The market is starting to spook me a little.
- Crypto is selling off. Is crypto a leading indicator for the overall market direction? Hmm. I think it might be. It’s possible that the Gex X / Yers who thought investing in crypto was fun might tighten their wallets or go to cash. This could fuel the move away from growth and tech stocks.
- Fearing the FED. Even though I don’t think the FED will raise interest rates this year, the topic is starting to freak people out. The rotation out of high-flying tech stocks might just be the beginning.

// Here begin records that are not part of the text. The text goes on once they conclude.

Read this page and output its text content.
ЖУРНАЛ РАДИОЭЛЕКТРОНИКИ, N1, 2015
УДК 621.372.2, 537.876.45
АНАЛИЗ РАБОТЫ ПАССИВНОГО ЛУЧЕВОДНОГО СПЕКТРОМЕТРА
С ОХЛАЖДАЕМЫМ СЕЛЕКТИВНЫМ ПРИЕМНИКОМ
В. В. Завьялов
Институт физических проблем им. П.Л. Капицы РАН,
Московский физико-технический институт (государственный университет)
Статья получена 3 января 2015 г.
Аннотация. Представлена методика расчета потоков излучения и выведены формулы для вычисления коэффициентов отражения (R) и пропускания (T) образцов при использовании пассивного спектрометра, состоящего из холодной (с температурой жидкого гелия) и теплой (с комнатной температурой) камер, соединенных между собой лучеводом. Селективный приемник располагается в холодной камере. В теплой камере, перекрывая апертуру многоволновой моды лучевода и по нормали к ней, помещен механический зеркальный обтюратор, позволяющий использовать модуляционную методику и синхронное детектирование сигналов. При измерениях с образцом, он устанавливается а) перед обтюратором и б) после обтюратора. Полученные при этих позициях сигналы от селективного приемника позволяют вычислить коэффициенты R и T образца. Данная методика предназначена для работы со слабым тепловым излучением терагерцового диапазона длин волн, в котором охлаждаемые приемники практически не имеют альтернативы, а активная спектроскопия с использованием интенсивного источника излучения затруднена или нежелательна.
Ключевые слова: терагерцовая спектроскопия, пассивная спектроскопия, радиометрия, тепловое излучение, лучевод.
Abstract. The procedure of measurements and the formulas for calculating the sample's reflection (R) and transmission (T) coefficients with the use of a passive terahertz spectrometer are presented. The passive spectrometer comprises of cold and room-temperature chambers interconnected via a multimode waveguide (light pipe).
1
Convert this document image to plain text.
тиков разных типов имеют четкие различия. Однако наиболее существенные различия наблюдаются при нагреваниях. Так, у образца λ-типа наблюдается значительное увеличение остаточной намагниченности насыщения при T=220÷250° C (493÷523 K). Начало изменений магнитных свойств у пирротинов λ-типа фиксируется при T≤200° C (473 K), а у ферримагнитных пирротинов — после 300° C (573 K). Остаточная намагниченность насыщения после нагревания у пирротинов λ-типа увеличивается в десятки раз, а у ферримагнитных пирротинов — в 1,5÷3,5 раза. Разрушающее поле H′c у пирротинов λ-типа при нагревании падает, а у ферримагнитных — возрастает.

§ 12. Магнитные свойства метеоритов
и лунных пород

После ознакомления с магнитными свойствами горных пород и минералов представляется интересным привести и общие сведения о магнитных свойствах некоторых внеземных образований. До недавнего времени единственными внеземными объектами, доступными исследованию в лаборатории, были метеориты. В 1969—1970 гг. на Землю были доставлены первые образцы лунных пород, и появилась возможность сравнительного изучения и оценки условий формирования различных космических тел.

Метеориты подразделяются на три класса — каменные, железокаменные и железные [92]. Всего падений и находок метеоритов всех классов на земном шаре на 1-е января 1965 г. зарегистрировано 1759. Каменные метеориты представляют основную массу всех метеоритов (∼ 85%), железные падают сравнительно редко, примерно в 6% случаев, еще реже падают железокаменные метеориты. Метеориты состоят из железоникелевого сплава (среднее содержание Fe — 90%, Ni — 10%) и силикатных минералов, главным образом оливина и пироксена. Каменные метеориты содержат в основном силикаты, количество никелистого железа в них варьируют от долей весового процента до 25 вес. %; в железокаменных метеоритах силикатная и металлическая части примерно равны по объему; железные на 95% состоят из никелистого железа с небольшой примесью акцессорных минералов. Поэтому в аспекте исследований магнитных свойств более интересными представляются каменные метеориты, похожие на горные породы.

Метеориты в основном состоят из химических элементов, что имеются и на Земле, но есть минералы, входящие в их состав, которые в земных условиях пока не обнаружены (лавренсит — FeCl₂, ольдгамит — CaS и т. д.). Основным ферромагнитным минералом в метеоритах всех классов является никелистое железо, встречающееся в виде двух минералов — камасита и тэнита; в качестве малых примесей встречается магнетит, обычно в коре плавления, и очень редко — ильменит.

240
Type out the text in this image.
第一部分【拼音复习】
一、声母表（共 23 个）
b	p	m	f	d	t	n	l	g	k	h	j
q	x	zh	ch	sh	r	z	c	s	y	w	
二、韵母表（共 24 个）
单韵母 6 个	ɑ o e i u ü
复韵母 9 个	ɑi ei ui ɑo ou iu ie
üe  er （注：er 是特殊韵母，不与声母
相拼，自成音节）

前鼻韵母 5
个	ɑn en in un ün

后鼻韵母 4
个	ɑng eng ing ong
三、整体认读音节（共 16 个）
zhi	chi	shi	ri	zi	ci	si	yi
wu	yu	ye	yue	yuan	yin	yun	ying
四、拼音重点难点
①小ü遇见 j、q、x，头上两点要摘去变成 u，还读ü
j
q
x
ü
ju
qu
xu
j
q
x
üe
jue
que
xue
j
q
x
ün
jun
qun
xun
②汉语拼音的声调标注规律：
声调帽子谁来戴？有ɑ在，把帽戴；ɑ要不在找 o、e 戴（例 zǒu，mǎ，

- FED’s Reverse Repo. Simply put, this is a tool used by the FED to control money supply as well as a way for commercial banks to provide ongoing lending operations. Lately, we’ve seen a huge spike in Reverse Repos (FED selling back securities to the commercial banks) and it may be pointing to a growing concern that the market is flooded with too much cash. Too much liquidity could help drive up inflation. With RRPs, the FEDs balance sheet booms with cash, while simultaneously removing cash (liquidity) from the banks. Are banks showing signs of growing stress under the piles of cash?
- Equities market losing technical strength. Although the next leg up or down hasn’t been determined, the most recent S&P all-time-high showed some signs of weakening under the hood. An easy way to see this is in the RSI divergence. In this VOO chart, you can see the obvious weakening – not to mention that ugly red candle on Friday. My eyes are on SMA50. Anything below that and I’ll be doing some significant cash-building.
As I try to sort through my next moves, it feels wise to start considering short side hedges against air pockets that are likely to occure over the next few months. The first two trade ideas that come to mind are TBT and SH.